Just hours after we posted our Mock Draft, ESPN reported that Kentucky recruit Shaedon Sharpe will be eligible for the 2022 NBA Draft. Scouts see Sharpe as a potential lottery pick if he declares, so we’ve included him here.
The three worst NBA teams will each have a 14% chance of landing the overall top pick. This season, it looks like four teams — Orlando Magic, Detroit Pistons, Houston Rockets and Oklahoma City Thunder — will be duking it out for those three slots.

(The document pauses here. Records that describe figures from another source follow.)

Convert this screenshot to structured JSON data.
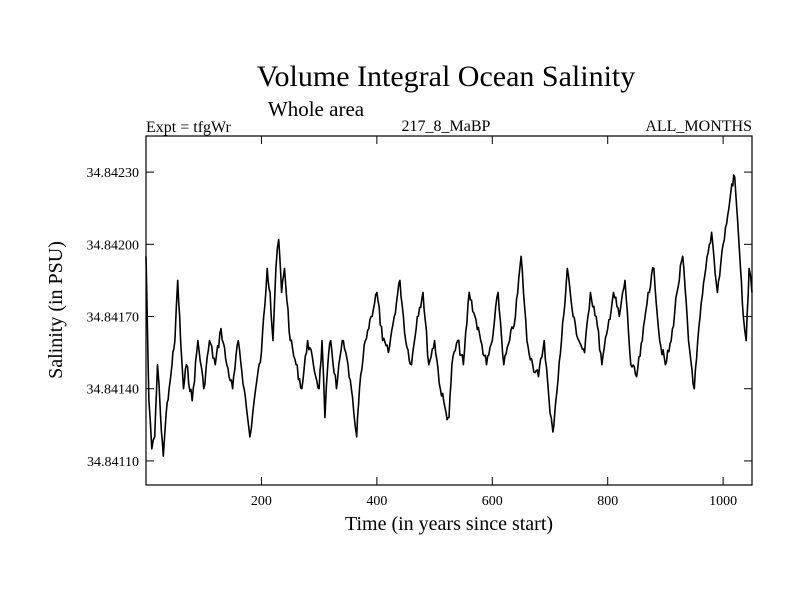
{
  "chart_data": {
    "type": "line",
    "title": "Volume Integral Ocean Salinity",
    "subtitle": "Whole area",
    "header_left": "Expt = tfgWr",
    "header_center": "217_8_MaBP",
    "header_right": "ALL_MONTHS",
    "xlabel": "Time (in years since start)",
    "ylabel": "Salinity (in PSU)",
    "xlim": [
      0,
      1050
    ],
    "ylim": [
      34.841,
      34.84245
    ],
    "x_ticks": [
      200,
      400,
      600,
      800,
      1000
    ],
    "y_ticks": [
      34.8411,
      34.8414,
      34.8417,
      34.842,
      34.8423
    ],
    "x_tick_labels": [
      "200",
      "400",
      "600",
      "800",
      "1000"
    ],
    "y_tick_labels": [
      "34.84110",
      "34.84140",
      "34.84170",
      "34.84200",
      "34.84230"
    ],
    "series": [
      {
        "name": "salinity",
        "x": [
          0,
          5,
          10,
          15,
          20,
          25,
          30,
          35,
          40,
          45,
          50,
          55,
          60,
          65,
          70,
          80,
          90,
          100,
          110,
          120,
          130,
          140,
          150,
          160,
          170,
          180,
          185,
          190,
          200,
          210,
          215,
          220,
          225,
          230,
          235,
          240,
          250,
          260,
          270,
          280,
          290,
          300,
          305,
          310,
          315,
          320,
          330,
          340,
          350,
          360,
          365,
          370,
          380,
          390,
          400,
          410,
          420,
          430,
          440,
          450,
          460,
          470,
          480,
          490,
          500,
          510,
          520,
          525,
          530,
          540,
          550,
          560,
          570,
          580,
          590,
          600,
          610,
          620,
          630,
          640,
          650,
          660,
          670,
          680,
          690,
          700,
          705,
          710,
          720,
          730,
          740,
          750,
          760,
          770,
          780,
          790,
          800,
          810,
          820,
          830,
          840,
          850,
          860,
          870,
          880,
          890,
          900,
          910,
          920,
          930,
          940,
          950,
          960,
          970,
          980,
          990,
          1000,
          1010,
          1015,
          1020,
          1025,
          1030,
          1035,
          1040,
          1045,
          1050
        ],
        "values": [
          34.84195,
          34.84135,
          34.84115,
          34.8412,
          34.8415,
          34.8413,
          34.84112,
          34.8413,
          34.8414,
          34.8415,
          34.8416,
          34.84185,
          34.8416,
          34.8414,
          34.8415,
          34.84135,
          34.8416,
          34.8414,
          34.8416,
          34.8415,
          34.84165,
          34.8415,
          34.8414,
          34.8416,
          34.8414,
          34.8412,
          34.8413,
          34.8414,
          34.84155,
          34.8419,
          34.8418,
          34.8416,
          34.8419,
          34.84202,
          34.8418,
          34.8419,
          34.8416,
          34.8415,
          34.8414,
          34.8416,
          34.8415,
          34.8414,
          34.8416,
          34.84128,
          34.8415,
          34.8416,
          34.8414,
          34.8416,
          34.8415,
          34.8413,
          34.8412,
          34.8414,
          34.8416,
          34.8417,
          34.8418,
          34.8416,
          34.84155,
          34.8417,
          34.84185,
          34.8416,
          34.8415,
          34.8417,
          34.8418,
          34.8415,
          34.8416,
          34.8414,
          34.8413,
          34.84128,
          34.8415,
          34.8416,
          34.8415,
          34.8418,
          34.8417,
          34.8416,
          34.8415,
          34.8416,
          34.8418,
          34.8415,
          34.8416,
          34.8417,
          34.84195,
          34.8416,
          34.8415,
          34.84145,
          34.8416,
          34.8413,
          34.84122,
          34.84135,
          34.8416,
          34.8419,
          34.8417,
          34.8416,
          34.84155,
          34.8418,
          34.8417,
          34.8415,
          34.84165,
          34.8418,
          34.8417,
          34.84185,
          34.8415,
          34.84145,
          34.8416,
          34.8418,
          34.8419,
          34.8416,
          34.8415,
          34.8416,
          34.8418,
          34.84195,
          34.8416,
          34.8414,
          34.8417,
          34.8419,
          34.84205,
          34.8418,
          34.842,
          34.84215,
          34.84225,
          34.84228,
          34.8421,
          34.8419,
          34.8417,
          34.8416,
          34.8419,
          34.8418
        ]
      }
    ]
  }
}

Bigs dominate the very top of the lottery. I wrote in Big Board 3.0 that a consensus is starting to form that Auburn’s Jabari Smith Jr. should be the No. 1 pick in the draft. Among the lottery teams I surveyed, he’s become a pretty big favorite among most of them.

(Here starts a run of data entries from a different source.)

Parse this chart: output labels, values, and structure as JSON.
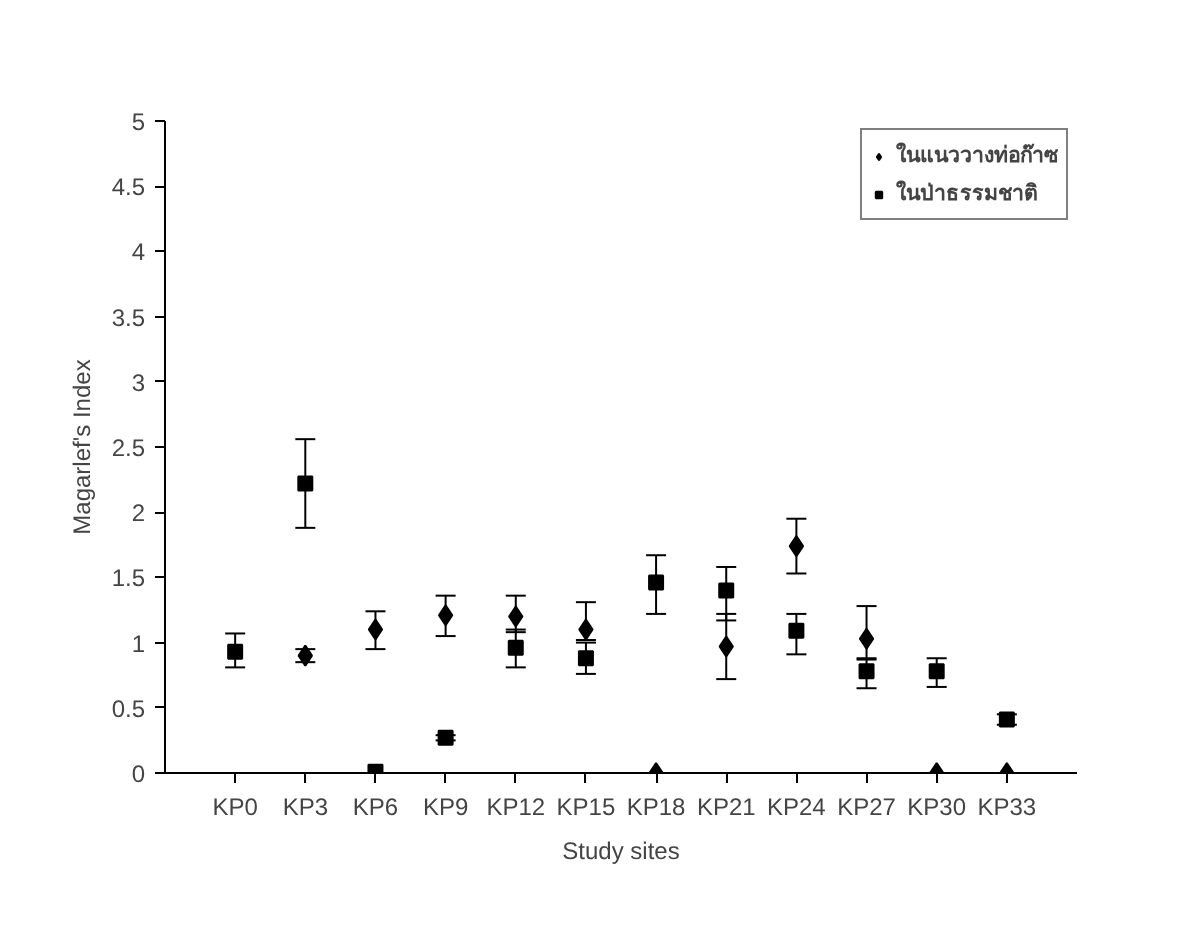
{
  "chart_data": {
    "type": "scatter",
    "xlabel": "Study sites",
    "ylabel": "Magarlef's Index",
    "categories": [
      "KP0",
      "KP3",
      "KP6",
      "KP9",
      "KP12",
      "KP15",
      "KP18",
      "KP21",
      "KP24",
      "KP27",
      "KP30",
      "KP33"
    ],
    "series": [
      {
        "name": "ในแนววางท่อก๊าซ",
        "color": "#000000",
        "marker": "diamond",
        "values": [
          null,
          0.9,
          1.1,
          1.21,
          1.2,
          1.1,
          0,
          0.97,
          1.74,
          1.03,
          0,
          0
        ],
        "errors": [
          null,
          [
            0.85,
            0.95
          ],
          [
            0.95,
            1.24
          ],
          [
            1.05,
            1.36
          ],
          [
            1.08,
            1.36
          ],
          [
            1.02,
            1.31
          ],
          null,
          [
            0.72,
            1.22
          ],
          [
            1.53,
            1.95
          ],
          [
            0.88,
            1.28
          ],
          null,
          null
        ]
      },
      {
        "name": "ในป่าธรรมชาติ",
        "color": "#000000",
        "marker": "square",
        "values": [
          0.93,
          2.22,
          0.01,
          0.27,
          0.96,
          0.88,
          1.46,
          1.4,
          1.09,
          0.78,
          0.78,
          0.41
        ],
        "errors": [
          [
            0.81,
            1.07
          ],
          [
            1.88,
            2.56
          ],
          null,
          [
            0.25,
            0.29
          ],
          [
            0.81,
            1.1
          ],
          [
            0.76,
            1.0
          ],
          [
            1.22,
            1.67
          ],
          [
            1.17,
            1.58
          ],
          [
            0.91,
            1.22
          ],
          [
            0.65,
            0.87
          ],
          [
            0.66,
            0.88
          ],
          [
            0.37,
            0.45
          ]
        ]
      }
    ],
    "ylim": [
      0,
      5
    ],
    "yticks": [
      0,
      0.5,
      1,
      1.5,
      2,
      2.5,
      3,
      3.5,
      4,
      4.5,
      5
    ],
    "grid": false,
    "legend": "top right"
  }
}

But it’s not unanimous: Gonzaga’s Chet Holmgren and Duke’s Paolo Banchero still have support, too.
After the top three, the lottery is filled with wings and guards.
While scouts aren’t as bullish on this year’s draft as they were in 2021, there is still a lot of intriguing talent here to be had — just not as many sure things as the potentially historic 2021 class provided.
This Mock Draft does not replicate the Big Board. For the Mock Draft, I’m trying — based on a combination of intel, player quality and team needs — to find the best prospect for each particular team.
To determine the order for the NBA’s 30 teams in this Mock Draft, I am using 538’s NBA forecast to project each team’s final W-L record. Where there was a tie in projected records, I went with the actual record of each team.
As a reminder, the new NBA lottery percentages changed in 2019, so that the three teams with the worst records in the NBA will each have a 14% chance of getting the top pick, a 13.42% chance of getting the second pick and a 12.75% chance of landing the third pick. After that the scale starts to slide: The team with the fourth-worst record has a 12.5% chance of jumping up to get the top pick, the fifth-worst team has a 10.5% chance, and so on.
Current projected lottery odds are noted in the Mock Draft as well as any draft-pick trades that could affect who is drafting where.
Now that we’ve got that out of the way, here’s my early take on how the lottery of the 2022 NBA Draft could play out this summer:
1. Orlando Magic
Projected record: 19-63
Odds of winning the No. 1 pick: 14%
JABARI SMITH JR.
Auburn
Freshman
PF
6’10” | 210 | Wingspan: 7’1”
Age on draft night: 19.1
2022 Draft Projection: 1-3
Magic president Jeff Weltman and GM John Hammond have done well in the past couple of drafts and just got extensions that run through 2025-26. Franz Wagner is a Rookie of the Year candidate. After a slow start, Jalen Suggs is coming on strong, and second-year guard Cole Anthony has shown dramatic improvement. Markelle Fultz is still just 23 years old and Jonathan Isaac is 24, and the Magic have other intriguing young players, including Mo Bamba, Wendall Carter Jr. and R.J. Hampton. Orlando might have the worst record in the league, but it appears to be building something special.
The luxury of having so many young players filling every position is that it allows the Magic to completely ignore fit and just grab the player they think has the biggest upside.
Right now that player for most teams — including the Magic, I believe — is Auburn’s Jabari Smith Jr. He’s not as polished as Banchero or a rim-protecting unicorn like Holmgren, but he’s got an elite combination of size, athletic ability and one of the sweetest jumpers in the draft. The Magic rank 28th in the league in 3-point percentage and could use Smith’s ability to stretch the floor.